Rich roles tempt actors to film, TV

In-demand thesps not confined to movie sets anymore

Hollywood once considered television the venue for film actors to make an occasional guest spot or all-star movie-of-the-week.

But that’s changed, as demonstrated by this year’s lead actress Emmy nominee class, half of whom — including Patricia Arquette, Minnie Driver, Sally Field, Mary-Louise Parker and Kyra Sedgwick — have shown their versatility by taking on demanding roles on critically hailed series.

This continued willingness of so many film actors to do television work suggests a melting away of the biases that have long kept the most in-demand actors confined to movie sets.

To put it in perspective, Glenn Close has more nominations for Emmy than Oscar.

“Top television today, in terms of performance, is as good as anything award winning in film,” says director-producer Harold Becker, an industry vet with more than 35 years of film credits. “I think that the prejudices of years ago are no longer there.”

Driver, who earned her first Emmy nom for playing Dahlia, an Irish Traveler mom, on FX’s “The Riches,” finds nothing unusual in this evolution.

“It has to start first and foremost with the part,” says Driver, who doesn’t consider herself limited to any one medium. “This is the best part I’ve ever been offered.”

Although “Weeds” nominee Parker established her reputation on the stage, she has demonstrated her willingness to take creative risks with television roles — a gamble that already has won her an Emmy, in 2004 for HBO’s “Angels in America.” But like Driver, Parker says she’s never hesitated to take on challenging offstage parts, whether in film or TV.

“I think of myself ultimately as a theater actress. Beyond that, I’ve just gone wherever the parts were the best,” Parker says.

The turning point for attracting Oscar-caliber actors to television work may have been HBO’s “The Sopranos,” which paved the way for edgier television marked by richer writing and deeper characters.

“The show was this colossus masterwork that happened to be done in television. It ranks up there with ‘The Godfather’ in film,” Becker says. “It opened the door to the realization that both media could reach those kind of heights.”

As television programs became more complex and roles got smarter than those offered by the average sitcom, TV producers were able to lure film actors like this year’s nominees to episodic work, says longtime casting director Mary Vernieu.

“All these actresses are so good, and television has provided them an opportunity to showcase their talents,” Vernieu says. “They’re not losing anything by being on TV. They’re gaining by being able to play complex lead characters and go through all these different arcs.”

Working for cable series that shoot 11 to 13 episodes a season has been a perfect compromise for Driver and Parker, both of whom say they look forward to capitalizing on longer hiatuses than their network counterparts enjoy.

“The only thing that was scary for me about doing a television show was about the freedom. It seemed like I would be closed off to doing theater or a film if I wanted to,” says Parker, who has done a feature film and TV movie on every break so far. “But it turns out I have a television show that shoots four months out of the year, so I can be flexible and do other projects. I can’t do a yearlong run, but I can still do a play and travel.”

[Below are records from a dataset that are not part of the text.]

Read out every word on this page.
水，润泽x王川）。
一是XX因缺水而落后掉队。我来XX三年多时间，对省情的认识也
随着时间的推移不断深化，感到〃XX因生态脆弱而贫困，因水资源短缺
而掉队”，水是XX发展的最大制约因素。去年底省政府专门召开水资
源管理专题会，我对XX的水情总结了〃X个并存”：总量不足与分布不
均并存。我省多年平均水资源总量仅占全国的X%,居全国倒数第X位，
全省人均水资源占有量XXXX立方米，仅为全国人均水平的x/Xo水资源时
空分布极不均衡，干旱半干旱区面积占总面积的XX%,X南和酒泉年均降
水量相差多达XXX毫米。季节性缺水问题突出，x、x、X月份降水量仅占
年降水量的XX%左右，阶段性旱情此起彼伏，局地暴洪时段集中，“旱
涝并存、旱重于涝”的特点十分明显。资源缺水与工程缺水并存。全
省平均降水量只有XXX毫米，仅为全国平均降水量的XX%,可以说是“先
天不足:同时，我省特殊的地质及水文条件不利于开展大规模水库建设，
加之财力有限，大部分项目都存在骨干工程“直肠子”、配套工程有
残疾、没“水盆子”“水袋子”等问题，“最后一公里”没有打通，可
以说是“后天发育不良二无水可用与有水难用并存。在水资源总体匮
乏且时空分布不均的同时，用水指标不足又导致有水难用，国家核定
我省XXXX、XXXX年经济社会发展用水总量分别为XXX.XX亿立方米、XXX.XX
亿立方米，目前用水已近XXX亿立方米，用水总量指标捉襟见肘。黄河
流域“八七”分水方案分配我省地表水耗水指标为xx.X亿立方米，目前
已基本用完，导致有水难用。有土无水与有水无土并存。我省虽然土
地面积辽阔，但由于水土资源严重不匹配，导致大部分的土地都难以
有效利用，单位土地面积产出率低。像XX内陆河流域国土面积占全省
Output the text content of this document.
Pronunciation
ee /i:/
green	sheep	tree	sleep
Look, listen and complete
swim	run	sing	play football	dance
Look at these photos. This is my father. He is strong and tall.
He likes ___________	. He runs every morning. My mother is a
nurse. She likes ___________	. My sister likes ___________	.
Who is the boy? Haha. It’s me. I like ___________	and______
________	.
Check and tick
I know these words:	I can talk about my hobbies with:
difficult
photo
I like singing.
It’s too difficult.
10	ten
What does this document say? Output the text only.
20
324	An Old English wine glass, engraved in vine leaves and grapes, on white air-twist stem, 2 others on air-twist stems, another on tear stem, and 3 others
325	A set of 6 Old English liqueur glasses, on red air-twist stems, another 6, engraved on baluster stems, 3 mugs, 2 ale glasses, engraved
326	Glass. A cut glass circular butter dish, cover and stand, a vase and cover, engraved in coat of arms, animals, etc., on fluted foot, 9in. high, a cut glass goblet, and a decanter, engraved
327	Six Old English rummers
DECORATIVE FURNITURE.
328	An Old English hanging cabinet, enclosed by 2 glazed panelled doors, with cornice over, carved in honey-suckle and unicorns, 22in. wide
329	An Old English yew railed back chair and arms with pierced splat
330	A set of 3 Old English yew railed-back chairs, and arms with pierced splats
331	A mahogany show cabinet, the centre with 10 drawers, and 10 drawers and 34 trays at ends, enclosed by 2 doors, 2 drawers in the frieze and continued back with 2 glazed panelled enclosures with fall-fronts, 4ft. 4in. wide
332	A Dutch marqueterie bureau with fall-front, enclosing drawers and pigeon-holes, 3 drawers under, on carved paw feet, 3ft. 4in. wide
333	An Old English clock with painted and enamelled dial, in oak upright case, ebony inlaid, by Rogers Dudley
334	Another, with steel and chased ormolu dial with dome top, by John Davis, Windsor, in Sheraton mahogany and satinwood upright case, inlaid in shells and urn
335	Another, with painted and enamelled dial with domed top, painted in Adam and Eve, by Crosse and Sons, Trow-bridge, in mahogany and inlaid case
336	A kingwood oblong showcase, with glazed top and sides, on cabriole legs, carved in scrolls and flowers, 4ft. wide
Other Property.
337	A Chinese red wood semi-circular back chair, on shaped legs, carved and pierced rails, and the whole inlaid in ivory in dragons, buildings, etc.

Driver, who released her second singer-songwriter album, “Seastories,” on July 17, says she had to turn down four film roles to go on concert tour this hiatus, but she anticipates having ample time after each season wraps to take on films, provided the roles are interesting enough.

“Those are good problems to have,” she says. “Yes, I would love to go make a film. However, when the quality of the work that you’re doing is high, the idea of doing a huge movie for a lot of money for a thankless female role doesn’t appeal to me.”

Today, a TV role, if sufficiently buzzworthy, can actually make actors even more desirable for film roles, especially if the actors are respected film veterans such as Parker and her fellow nominees. “These actresses come up all the time for parts. It’s just a matter if they’re available to do them,” Vernieu says.

Despite the scheduling conflicts that come up for actors juggling primetime and feature gigs, Parker says she’s open to doing a five-season run of “Weeds.”

“I just finished season three, and if there are two more years, great. There’s more to dig up for my character. I could keep digging for a couple more years.”